Qu’est-ce qui vous tient le plus à cœur dans le combat pour la cause des femmes ?

V


D’abord la liberté d’être soi-même c’est-à-dire d’assumer de ne pas avoir toutes les réponses, d’avancer en réajustant indéfiniment, d’accepter que certaines certitudes s’éloignent. Je crois que la liberté des femmes ne vient que par les femmes grâce aux chemins qu’elles tracent, aux avancées qu’elles soulèvent et aux transgressions qu’elles osent.

Quelle évolution en matière de droit des Femmes vous a le plus marquée ?

V


Le droit à disposer de son corps librement est fondamental pour moi.

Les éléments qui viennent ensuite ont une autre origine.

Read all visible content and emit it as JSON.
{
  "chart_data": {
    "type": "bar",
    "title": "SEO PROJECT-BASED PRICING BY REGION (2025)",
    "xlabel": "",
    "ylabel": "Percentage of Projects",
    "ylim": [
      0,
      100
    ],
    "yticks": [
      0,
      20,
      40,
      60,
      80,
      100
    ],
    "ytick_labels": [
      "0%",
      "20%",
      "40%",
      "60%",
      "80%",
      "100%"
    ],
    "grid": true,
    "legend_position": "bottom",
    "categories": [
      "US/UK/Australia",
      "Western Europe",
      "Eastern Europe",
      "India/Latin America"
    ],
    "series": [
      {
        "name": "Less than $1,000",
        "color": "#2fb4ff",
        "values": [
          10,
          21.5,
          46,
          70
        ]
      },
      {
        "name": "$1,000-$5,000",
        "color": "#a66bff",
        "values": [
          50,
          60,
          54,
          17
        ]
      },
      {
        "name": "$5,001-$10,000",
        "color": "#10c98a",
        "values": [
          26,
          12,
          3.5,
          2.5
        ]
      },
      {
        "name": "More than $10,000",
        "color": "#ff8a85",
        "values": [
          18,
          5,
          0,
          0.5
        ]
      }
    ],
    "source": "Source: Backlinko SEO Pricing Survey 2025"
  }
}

Quelles sont les femmes de votre famille qui ont le plus marqué votre vie ?

V


Il y a de mes deux Grand-Mères dans ma manière de l’être à mon tour. D’un côté, un peu de folie, de la volonté de prendre la vie qui vient du fond de notre cœur et de l’autre côté, de la tradition, une approche plus cartésienne. Je fais des confitures ! Ma mère a aussi été très importante. Il m’a fallu l’affronter, m’en détacher et ne pas lui ressembler parce qu’il était essentiel que je sois autre. Mes relations avec mes sœurs sont fondamentales, elles font partie de mes piliers de vie. J’ai côtoyé beaucoup de femmes dans ma famille et dans cette liberté de penser dont je voulais m’approcher et dont je rêvais pour moi – c’est à travers ce que je trouvais de libre en elles que je les ai aimées le plus.

Qu’est-ce que vous souhaitez transmettre à vos Petites-Filles ?

V


Je crois que l’amour permet infiniment de choses. Grâce à ce lien précieux que j’ai avec mes Petites-Filles, j’aimerais leur permettre de faire partir leurs peurs. La peur de ne pas se faire confiance, celle de ne pas oser, de ne pas y arriver.